DLSS, efektlerinin bozulmaması için TAA’ya muhtaç kalan pek çok oyunda kullanabileceğimiz en iyi alternatifti. DLAA seçeneği sayesinde çözünürlük yükseltme yapmadan, Native çözünürlüğe kenar yumuşatma uygulayabiliyordunuz. Ancak bunun bile kâr etmediği durumlar oluyordu ve hareket halindeki bulanmadan kurtulmak pek mümkün değildi.
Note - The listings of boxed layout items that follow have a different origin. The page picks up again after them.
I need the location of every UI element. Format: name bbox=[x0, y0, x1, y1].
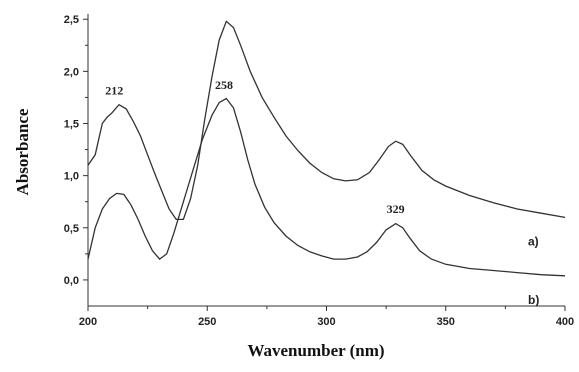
x-tick-label: 250 bbox=[198, 316, 216, 328]
y-axis-title: Absorbance bbox=[13, 108, 32, 195]
x-axis-title: Wavenumber (nm) bbox=[247, 341, 384, 360]
series-line-a bbox=[87, 20, 566, 221]
peak-label: 212 bbox=[105, 83, 123, 97]
peak-label: 258 bbox=[215, 78, 233, 92]
y-tick-label: 2,5 bbox=[64, 14, 79, 26]
x-tick-label: 200 bbox=[79, 316, 97, 328]
series-group bbox=[87, 20, 566, 277]
series-label-a: a) bbox=[528, 234, 539, 248]
series-line-b bbox=[87, 97, 566, 277]
y-tick-label: 0,0 bbox=[64, 275, 79, 287]
y-tick-label: 0,5 bbox=[64, 223, 79, 235]
x-tick-label: 300 bbox=[317, 316, 335, 328]
x-tick-label: 350 bbox=[437, 316, 455, 328]
axes bbox=[87, 14, 565, 307]
y-tick-label: 2,0 bbox=[64, 66, 79, 78]
annotations: 212 258 329 bbox=[105, 78, 404, 216]
x-tick-label: 400 bbox=[556, 316, 574, 328]
x-ticks: 200 250 300 350 400 bbox=[79, 306, 574, 328]
y-ticks: 0,0 0,5 1,0 1,5 2,0 2,5 bbox=[64, 14, 88, 287]
peak-label: 329 bbox=[387, 202, 405, 216]
series-label-b: b) bbox=[528, 293, 539, 307]
series-tags: a) b) bbox=[528, 234, 539, 306]
y-tick-label: 1,5 bbox=[64, 119, 79, 131]
y-tick-label: 1,0 bbox=[64, 171, 79, 183]
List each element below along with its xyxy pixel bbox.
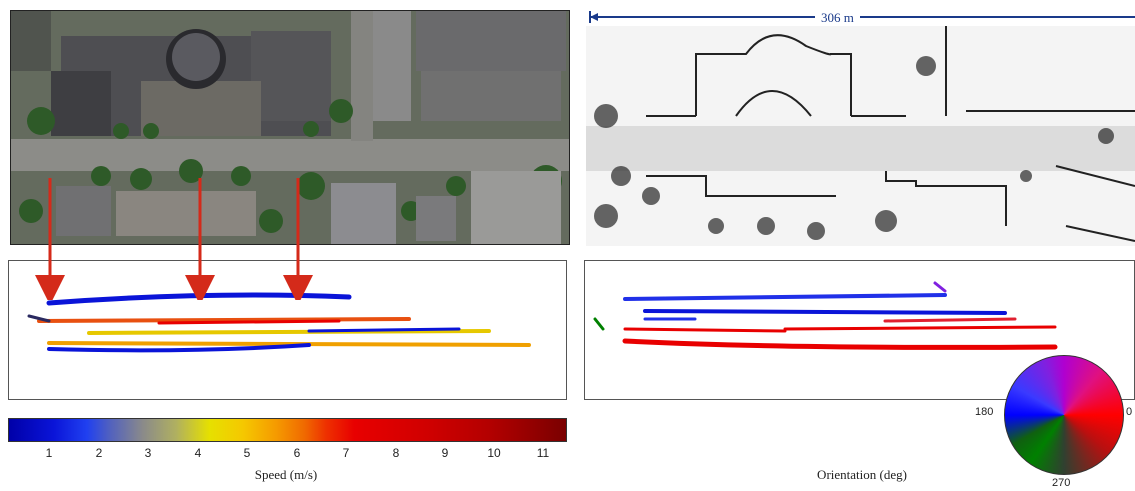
speed-tick: 1 <box>45 446 53 460</box>
lidar-map-drawing <box>586 26 1135 246</box>
speed-colorbar <box>8 418 567 442</box>
speed-tracks-panel <box>8 260 567 400</box>
scale-bar <box>589 11 1135 23</box>
scale-bar-label: 306 m <box>815 10 860 26</box>
aerial-photo-panel <box>10 10 570 245</box>
speed-tick: 7 <box>342 446 350 460</box>
speed-tick: 4 <box>194 446 202 460</box>
speed-tick: 5 <box>243 446 251 460</box>
correspondence-arrows <box>35 178 313 300</box>
orientation-label-bottom: 270 <box>1052 477 1071 489</box>
speed-tick: 2 <box>95 446 103 460</box>
orientation-label-left: 180 <box>975 406 994 418</box>
speed-tick: 6 <box>293 446 301 460</box>
orientation-wheel-title: Orientation (deg) <box>817 467 907 482</box>
speed-tick: 9 <box>441 446 449 460</box>
orientation-tracks-drawing <box>593 281 1058 350</box>
speed-colorbar-title: Speed (m/s) <box>254 467 318 482</box>
speed-tick: 10 <box>487 446 501 460</box>
orientation-label-right: 0 <box>1126 406 1133 418</box>
lidar-map-panel <box>586 26 1135 246</box>
speed-tick: 11 <box>536 446 550 460</box>
speed-tick: 8 <box>392 446 400 460</box>
speed-tick: 3 <box>144 446 152 460</box>
orientation-color-wheel <box>1004 355 1124 475</box>
aerial-photo-drawing <box>11 11 569 244</box>
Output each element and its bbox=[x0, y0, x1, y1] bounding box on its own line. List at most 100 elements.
Yeni Transformer algoritmasının avantajı da eski algoritmaya kıyasla daha düşük çözünürlüklerden daha iyi yükseltme yapabilmesinin yanı sıra, hareket halindeyken ortaya çıkan bulanma ve Ghosting problemlerini büyük oranda ortadan kaldırması. Transformer algoritmasının ilk eklendiği oyun, Nvidia’nın kendi teknoloji demosu haline getirdiği Cyberpunk 2077 oldu ve bu yazıyı yazarken onu bizzat deneyip, araçla son sürat giderken çevrenin ne kadar daha net göründüğüne bizzat şahit oldum. Stalker 2’deki ne yaparsam yapayım kurtulamadığım Ghosting problemini de çok çok azalttı. DLSS her zaman için çözünürlük yükseltme teknolojilerinin en iyisiydi lakin Transformer ile DLSS bir yana, diğerleri başka bir yana olmuş. Açık ve net.
Multi Frame Generation: RTX 5000 serisine özel olan ve geriye uyumluluğu olmayan tek teknoloji. "RTX 5070 Gerçekten De RTX 4090 İle Aynı Performansı Verebilir Mi?" yazımda detaylıca bahsettiğim için buraya tekrar yazma gereği duymuyorum. MFG’nin yanında ilk jenerasyon Frame Generation’ın daha geliştirildiğini ve kullandığı VRAM miktarının azaltıldığını not etmiş olayım ama.
Ray Reconstruction: DLSS3.5 güncellemesi ile gelen ve sadece DLSS beraberinde açabildiğimiz Ray Reconstruction, ışın izleme ile oluşturulan yansımalardaki görsel kirlenmeyi azaltan ve bu yansımaları netleştiren bir teknolojiydi. Lakin bunu yaparken eli kayıp kimi dokulardaki detayları da elimine edebiliyordu. Transformer algoritması sayesinde Ray Reconstruction’ın bu dezavantajı da ciddi oranda törpülenmiş. Lakin 2000 ve 3000 serisi kartlarda hem Transformer algoritmasına geçip hem RR açarsanız ciddi performans kayıpları ile karşılaşabileceğinizi belirteyim. 4000 serisinden aşağısında yeni DLSS’i kullanın ama yanında RR açmayın.
Bunların yanında Neural Texture Compression (Yapay Zeka destekli doku sıkıştırma teknolojisi, VRAM kullanımını azaltacak), RTX Mega Geometry (Işın izleme beraberinde dokulardaki geometri detayını artıracak) gibi başka teknolojiler de duyuruldu ancak bunlar henüz biz oyuncuları ilgilendirecek şeyler değil. Software Development Kit olarak geliştiricilere sunuluyorlar ve oyun geliştirme sürecinin en başında hesaba katılmaları gerekecek. Bu yüzden de meyvelerini tahminimce yıllar sonra yiyebileceğiz.